Afin d'inciter à la gestion forestière, la mission propose une nouvelle contribution, de type CVO, qui serait versée annuellement par les propriétaires de plus de 1 ha sur une commune et qui ne se sont pas engagés dans la mise en œuvre d'un document de gestion approuvé. Cette contribution serait gérée par l’interprofession forêt-bois. On attend de cette dépense récurrente significative pour les petits propriétaires ayant délaissé leur forêt une forte incitation à sortir de l'inaction.

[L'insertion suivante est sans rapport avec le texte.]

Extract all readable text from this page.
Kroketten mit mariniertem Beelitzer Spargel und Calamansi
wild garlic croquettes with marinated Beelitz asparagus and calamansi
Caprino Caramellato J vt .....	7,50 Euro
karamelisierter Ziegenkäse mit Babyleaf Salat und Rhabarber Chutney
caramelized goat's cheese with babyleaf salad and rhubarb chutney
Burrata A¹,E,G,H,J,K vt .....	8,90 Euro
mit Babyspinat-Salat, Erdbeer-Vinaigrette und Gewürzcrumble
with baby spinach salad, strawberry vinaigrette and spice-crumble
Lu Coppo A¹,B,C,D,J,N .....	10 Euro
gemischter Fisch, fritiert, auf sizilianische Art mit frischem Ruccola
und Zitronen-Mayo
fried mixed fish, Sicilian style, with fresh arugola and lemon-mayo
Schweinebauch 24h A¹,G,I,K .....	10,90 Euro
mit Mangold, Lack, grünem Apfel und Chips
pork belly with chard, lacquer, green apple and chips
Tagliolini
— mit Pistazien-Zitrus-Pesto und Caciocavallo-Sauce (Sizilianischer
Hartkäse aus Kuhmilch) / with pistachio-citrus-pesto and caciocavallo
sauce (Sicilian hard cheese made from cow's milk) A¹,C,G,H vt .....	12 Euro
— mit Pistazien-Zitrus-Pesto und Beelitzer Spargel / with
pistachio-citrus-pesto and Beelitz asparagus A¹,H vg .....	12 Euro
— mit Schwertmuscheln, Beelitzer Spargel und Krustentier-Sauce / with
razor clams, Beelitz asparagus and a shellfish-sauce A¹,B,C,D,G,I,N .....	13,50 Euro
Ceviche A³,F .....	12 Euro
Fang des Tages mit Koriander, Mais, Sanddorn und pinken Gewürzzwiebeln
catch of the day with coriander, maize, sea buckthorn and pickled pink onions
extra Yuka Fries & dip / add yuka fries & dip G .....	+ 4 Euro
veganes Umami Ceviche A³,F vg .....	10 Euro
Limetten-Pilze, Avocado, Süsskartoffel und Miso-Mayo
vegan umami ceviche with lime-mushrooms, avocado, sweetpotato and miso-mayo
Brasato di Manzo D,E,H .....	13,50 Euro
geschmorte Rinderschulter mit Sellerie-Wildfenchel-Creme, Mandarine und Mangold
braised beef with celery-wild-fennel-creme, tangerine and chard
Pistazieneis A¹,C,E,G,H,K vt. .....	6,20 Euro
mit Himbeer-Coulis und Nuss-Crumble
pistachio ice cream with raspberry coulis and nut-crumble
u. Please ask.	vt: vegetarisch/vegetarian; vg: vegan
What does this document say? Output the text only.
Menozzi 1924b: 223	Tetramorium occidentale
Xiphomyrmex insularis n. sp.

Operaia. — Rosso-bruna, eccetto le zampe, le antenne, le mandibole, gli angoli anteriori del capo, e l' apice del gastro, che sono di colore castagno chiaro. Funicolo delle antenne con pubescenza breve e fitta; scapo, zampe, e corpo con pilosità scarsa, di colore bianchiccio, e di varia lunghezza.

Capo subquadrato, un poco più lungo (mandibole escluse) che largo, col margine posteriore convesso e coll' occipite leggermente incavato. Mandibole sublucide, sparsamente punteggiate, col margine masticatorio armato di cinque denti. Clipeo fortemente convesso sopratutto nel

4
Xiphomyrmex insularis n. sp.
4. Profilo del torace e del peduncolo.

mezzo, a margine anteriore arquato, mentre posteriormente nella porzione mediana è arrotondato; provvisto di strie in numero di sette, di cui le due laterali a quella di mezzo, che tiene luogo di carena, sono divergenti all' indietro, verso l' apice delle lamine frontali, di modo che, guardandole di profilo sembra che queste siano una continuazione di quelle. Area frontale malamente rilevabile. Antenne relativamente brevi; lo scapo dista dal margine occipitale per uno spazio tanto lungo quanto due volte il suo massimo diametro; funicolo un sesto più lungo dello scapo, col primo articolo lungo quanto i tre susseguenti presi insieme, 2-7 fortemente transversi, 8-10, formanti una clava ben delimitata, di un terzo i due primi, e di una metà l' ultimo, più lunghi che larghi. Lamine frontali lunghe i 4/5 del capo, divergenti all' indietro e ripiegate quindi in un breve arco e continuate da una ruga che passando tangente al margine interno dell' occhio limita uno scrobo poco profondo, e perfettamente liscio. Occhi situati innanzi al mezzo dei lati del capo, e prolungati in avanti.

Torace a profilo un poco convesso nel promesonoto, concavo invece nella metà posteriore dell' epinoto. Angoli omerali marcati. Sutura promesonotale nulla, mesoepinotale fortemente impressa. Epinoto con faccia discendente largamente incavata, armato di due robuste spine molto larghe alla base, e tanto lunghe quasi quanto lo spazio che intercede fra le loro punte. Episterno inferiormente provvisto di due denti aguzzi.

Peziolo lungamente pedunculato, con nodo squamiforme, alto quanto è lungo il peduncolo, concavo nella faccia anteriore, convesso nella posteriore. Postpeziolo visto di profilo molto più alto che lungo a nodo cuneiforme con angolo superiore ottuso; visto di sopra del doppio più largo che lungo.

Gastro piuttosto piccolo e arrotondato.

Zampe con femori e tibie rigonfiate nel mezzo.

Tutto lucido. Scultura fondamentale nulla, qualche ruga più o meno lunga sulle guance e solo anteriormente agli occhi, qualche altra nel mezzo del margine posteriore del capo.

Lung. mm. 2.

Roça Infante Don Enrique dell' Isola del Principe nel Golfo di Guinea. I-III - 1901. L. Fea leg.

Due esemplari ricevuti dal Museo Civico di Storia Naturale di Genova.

Le coût des mesures d'accompagnement proposées (modeste au regard des valeurs économiques et sociales d’une mobilisation accrue des bois de petits forêts privées pour beaucoup de territoires ruraux) serait entièrement couvert par les recettes de cette nouvelle CVO.
Par ailleurs, la mission considère que le rôle des communes forestières, d’ores et déjà important dans la gestion foncière et l’animation avec des effets d’entraînement des petits propriétaires privés dans une gestion dynamique, doit être renforcé.
Afin de s’entourer des meilleures garanties sur la régénération de la ressource, la mission prévoit notamment la généralisation du document de gestion durable simplifié et géo-référencé dès le seuil de 10 ha (dès 4 ha sur une base volontaire) et l’encouragement de l’adhésion des propriétaires et des exploitants forestiers aux schémas existants de certification forestière (PEFC et FSC). Le contrôle des coupes, ciblé grâce à la télédétection, sera renforcé.
La mise en œuvre de l’ensemble de ces mesures permettrait à horizon de 10 ans un accroissement de récolte annuelle commercialisée de 5 millions de m3 rien qu'en forêt privée de moins de 25 ha, soit 40 % de l’objectif de 12 millions de m3 retenu par le PNFB.